Not too long ago, the Star Tribune ran an article quoting a 2014 St. Olaf graduate who was fired from his job as a commodities trader due to his “poor phone skills.” The article has sparked many debates about phone skills and their place in the modern work environment. Many young people entering the workforce these days struggle with actual telephone calls, since they are much more accustomed to things like texting. They argue that in the digital age, voice communication is outdated and thus irrelevant. This notion is ridiculous.
First of all, it is not the market’s job to cater to the preferences of certain individuals. If someone can be fired for deficiency in a particular skill, it is safe to assume that that skill was a relevant and necessary part of the job. If employers need workers who can communicate effectively over the phone, then job-seekers should be developing their phone skills. Likewise, if an employee is not properly prepared for the duties of his or her job, the employee will quickly cease to have said job. Saying that the invention of texting make phone skills obsolete is like saying that because videos exist, there is no reason to be literate. Another example: let’s say I’m in charge of hiring a new circus clown, and one of the candidates refuses to wear the red clown nose.
“It’s uncomfortable and I don’t like it,” the applicant says.
“But the audience likes it; they want to see a clown with a silly red nose,” I reply.
“Well, I think it’s outdated, so I’m not going to wear it ever,” the applicant says.

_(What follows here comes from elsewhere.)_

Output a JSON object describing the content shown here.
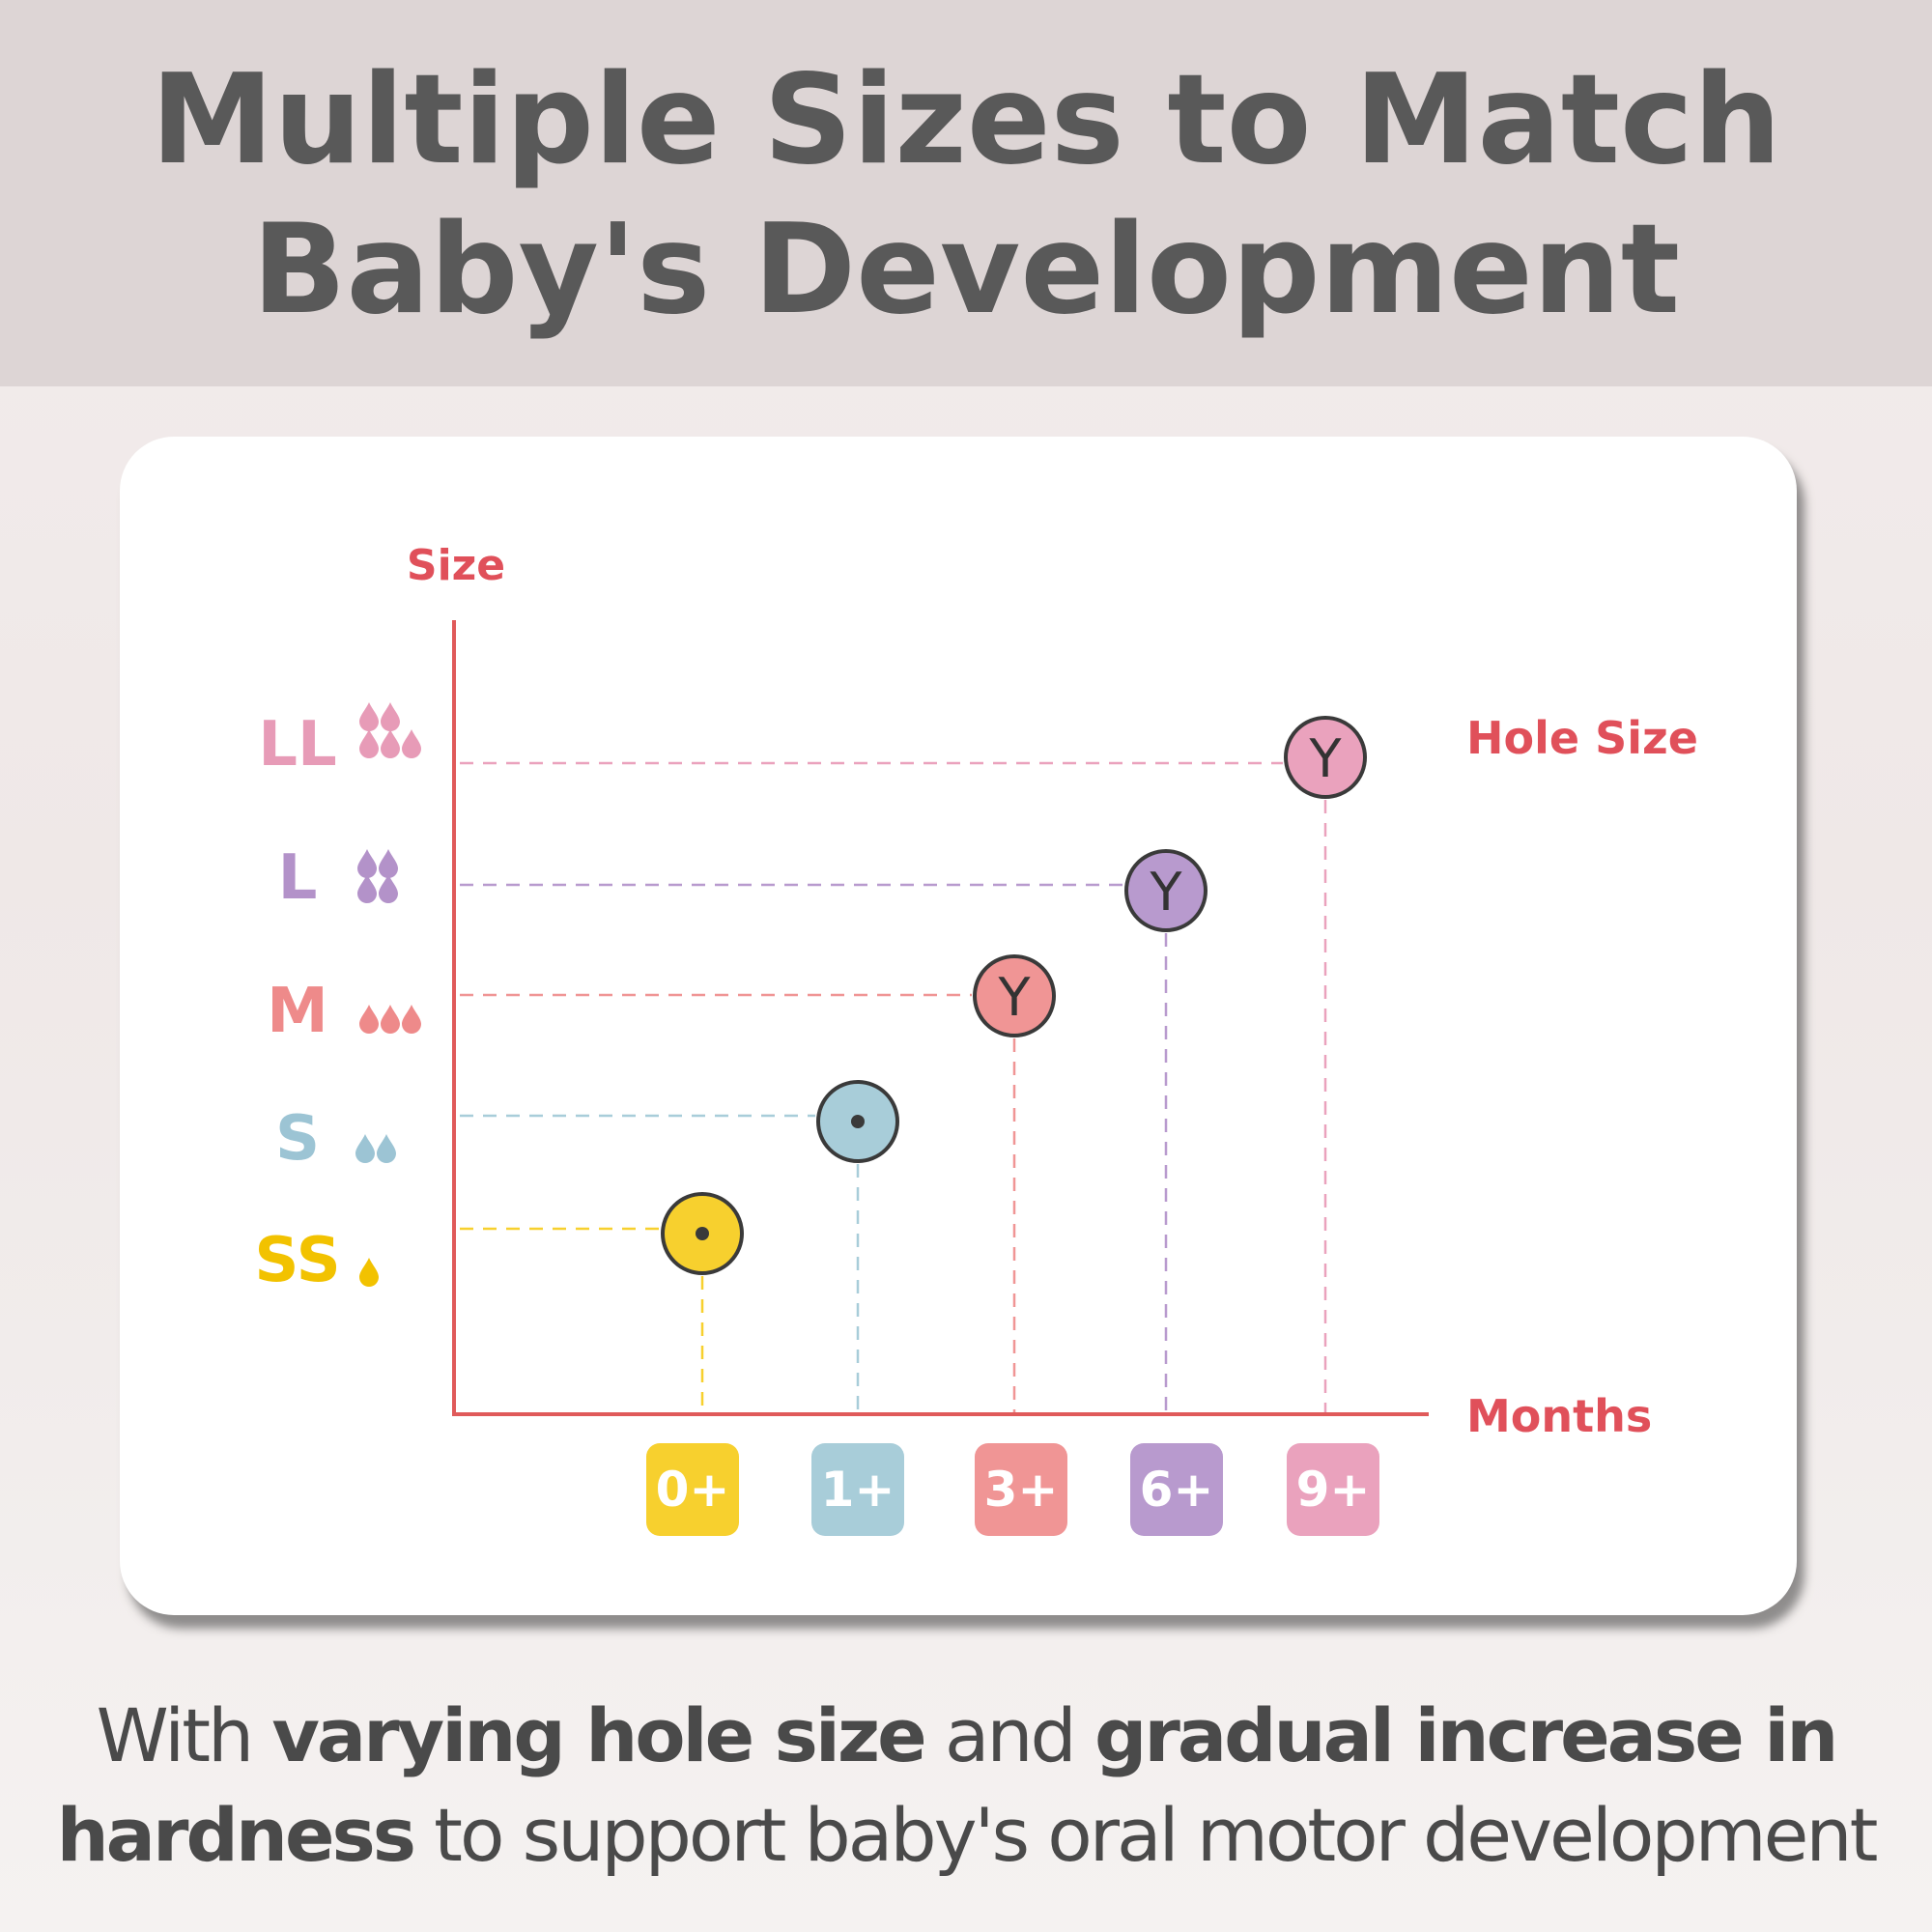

“If you won’t be a proper clown, then I’m not going to hire you to be a clown,” I reply.
“Waaaaah! This is so unfair!” whines the wannabe-clown.
See what I mean? The bottom line is that if you cannot do a job, you do not get to do that job. It is pretty easy logic.
Admittedly, the argument that employers should incorporate new communication mediums such as texting does have some validity. Texting has its advantages: it is convenient, quick and efficient for lower-priority communications. It would be foolish for companies not to take advantage of new technologies being developed.
What the issue comes down to is this: millennials have confused the rise of texting for the downfall of phone calls. When a new medium is introduced, the old medium declines in use, but it is not killed with the sad exception of the wax cylinder. It is simply making room to coexist with the new medium. Movie theatres exist, yet we still have libraries. We have Blu-ray discs, yet DVDs are available for purchase. Netflix and Hulu are picking up speed, but cable networks are still turning a profit. Everyone has an iPod these days, yet retailers still have a section dedicated to CDs. Airplanes have been around for several decades now, but don’t tell that to the thriving boating industry. I could honestly keep listing all the examples for hours.
The point is that both sides of the debate need to make concessions. Young workers need to accept the fact that there are useful workplace skills besides the ones they like and are good at. Employers need to accept that these new methods of communication are not merely nuisances, but tools that can be utilized to their benefit. The sooner everyone comes to these conclusions, the sooner everyone can get back to business and be productive.